CI: reduce bandwidth for git pull
authorBenjamin Tissoires <benjamin.tissoires@gmail.com>
Thu, 11 Jun 2020 15:16:28 +0000 (17:16 +0200)
committerBenjamin Tissoires <benjamin.tissoires@gmail.com>
Fri, 3 Jul 2020 07:44:36 +0000 (09:44 +0200)
Over the last 7 days, git pulls represented a total of 1.7 TB.

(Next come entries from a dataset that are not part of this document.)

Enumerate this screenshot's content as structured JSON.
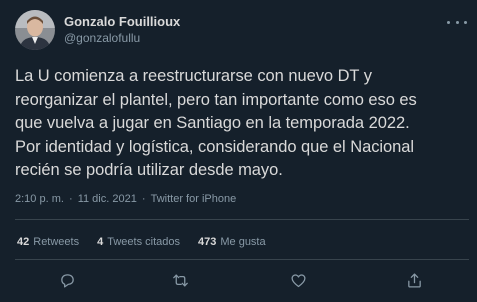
{
  "user": {
    "display_name": "Gonzalo Fouillioux",
    "handle": "@gonzalofullu"
  },
  "tweet": {
    "text": "La U comienza a reestructurarse con nuevo DT y\nreorganizar el plantel, pero tan importante como eso es\nque vuelva a jugar en Santiago en la temporada 2022.\nPor identidad y logística, considerando que el Nacional\nrecién se podría utilizar desde mayo.",
    "time": "2:10 p. m.",
    "date": "11 dic. 2021",
    "source": "Twitter for iPhone"
  },
  "stats": {
    "retweets_count": "42",
    "retweets_label": "Retweets",
    "quotes_count": "4",
    "quotes_label": "Tweets citados",
    "likes_count": "473",
    "likes_label": "Me gusta"
  },
  "icons": {
    "more": "more-icon",
    "reply": "reply-icon",
    "retweet": "retweet-icon",
    "like": "heart-icon",
    "share": "share-icon"
  },
  "colors": {
    "background": "#15202b",
    "text": "#d9d9d9",
    "secondary": "#8899a6",
    "divider": "#38444d"
  }
}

On those 1.7 TB, we can see:
- ~300 GB for the CI farm on hetzner
- ~730 GB for the CI farm on packet.net
- ~680 GB for the rest of the world

We can not really change the rest of the world*, but we can
certainly reduce the egress costs towards our CI farms.

Right now, the gitlab runners are not doing a good job at
caching the git trees for the various jobs we make, and
we end up with a lot of cache-misses. A typical pipeline
ends up with a good 2.8GB of git pull data. (a compressed
archive of the mesa folder accounts for 280MB)

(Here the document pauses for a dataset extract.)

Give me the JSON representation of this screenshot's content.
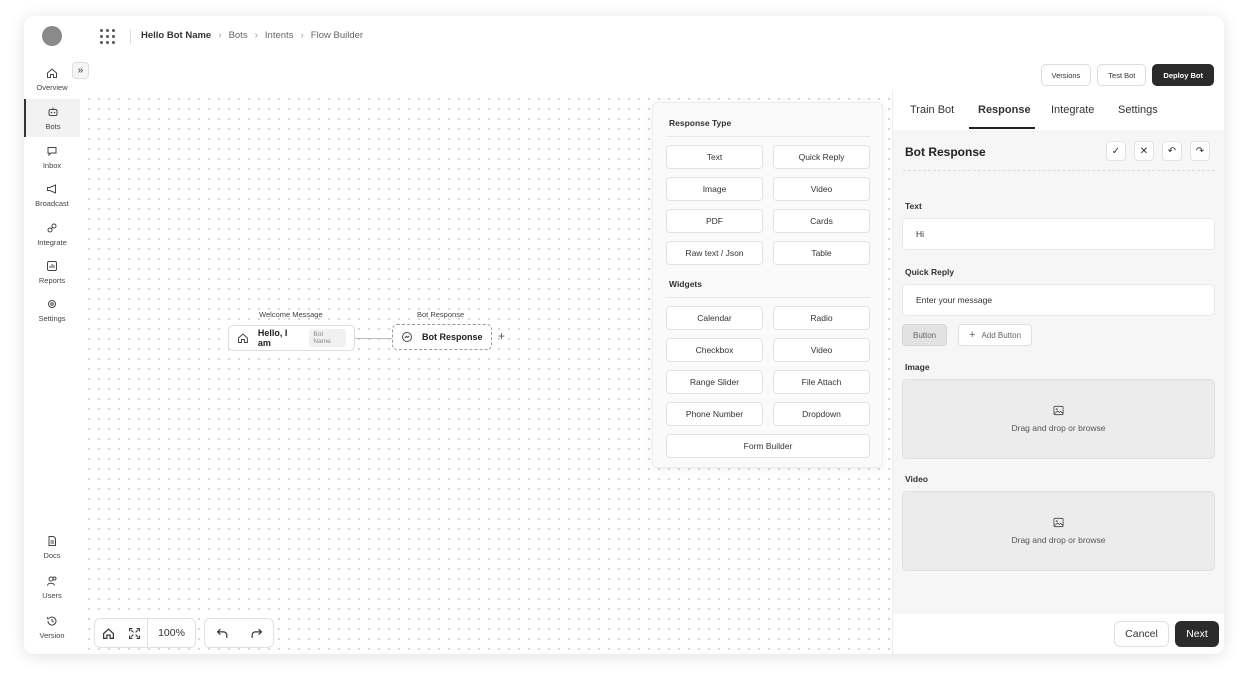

In this patch, we implemented what was suggested in
https://gitlab.com/gitlab-org/gitlab/-/issues/215591#note_334642576

- we host a brand new MinIO server on packet
- jobs can upload files on 2 locations:
  * git-cache/<namespace>/<project>/<branch-name>.tar.gz
  * artifacts/<namespace>/<project>/<pipeline-id>/
- the authorization is handled by gitlab with short tokens
  valid only for the time of the job is running
- whenever a job runs, the runner are configured to execute
  (eval) $CI_PRE_CLONE_SCRIPT
- this variable is set globally to download the current cache
  from the MinIO packet server, unpack it and replace the
  possibly out of date cache found on the runner
- then git fetch is run by the runner, and only the delta
  between the upstream tree and the local tree gets pulled.

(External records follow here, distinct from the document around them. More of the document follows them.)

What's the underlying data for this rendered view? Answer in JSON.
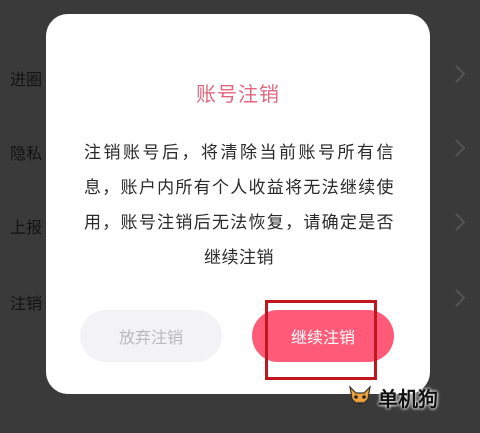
{
  "background": {
    "rows": [
      {
        "label": "进圈"
      },
      {
        "label": "隐私"
      },
      {
        "label": "上报"
      },
      {
        "label": "注销"
      }
    ]
  },
  "dialog": {
    "title": "账号注销",
    "body": "注销账号后，将清除当前账号所有信息，账户内所有个人收益将无法继续使用，账号注销后无法恢复，请确定是否继续注销",
    "cancel_label": "放弃注销",
    "continue_label": "继续注销"
  },
  "colors": {
    "title": "#e0677e",
    "primary_button": "#ff5b78",
    "secondary_button": "#f3f3f5",
    "highlight": "#c0161d"
  },
  "watermark": {
    "text": "单机狗"
  }
}
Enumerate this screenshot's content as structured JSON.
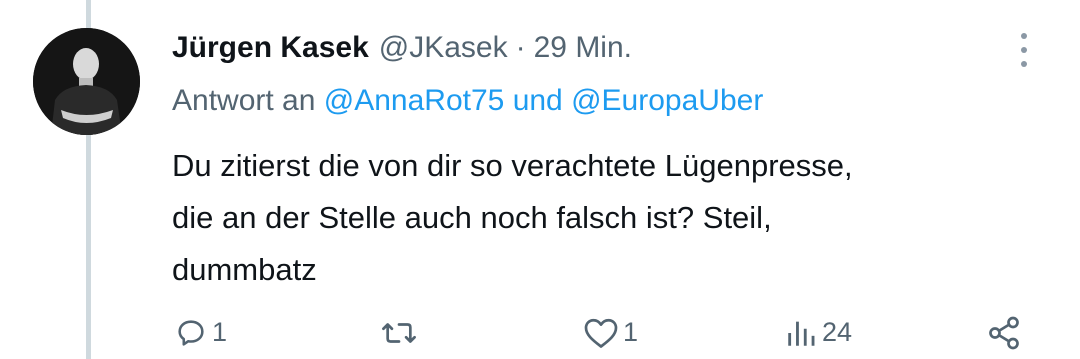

We can rebuild the git cache in a schedule job (once a day
seems sufficient), and then we can stop the cache miss
entirely.

First results showed that instead of pulling 280MB of data
in my fork, I got a pull of only 250KB. That should help us.

* arguably, there are other farms in the rest of the world, so
hopefully we can change those too.

Reviewed-by: Michel Dänzer <mdaenzer@redhat.com>
Reviewed-by: Peter Hutterer <peter.hutterer@who-t.net>
Signed-off-by: Benjamin Tissoires <benjamin.tissoires@gmail.com>
Part-of: <https://gitlab.freedesktop.org/mesa/mesa/-/merge_requests/5428>

.gitlab-ci.yml
.gitlab-ci/download-git-cache.sh [new file with mode: 0644]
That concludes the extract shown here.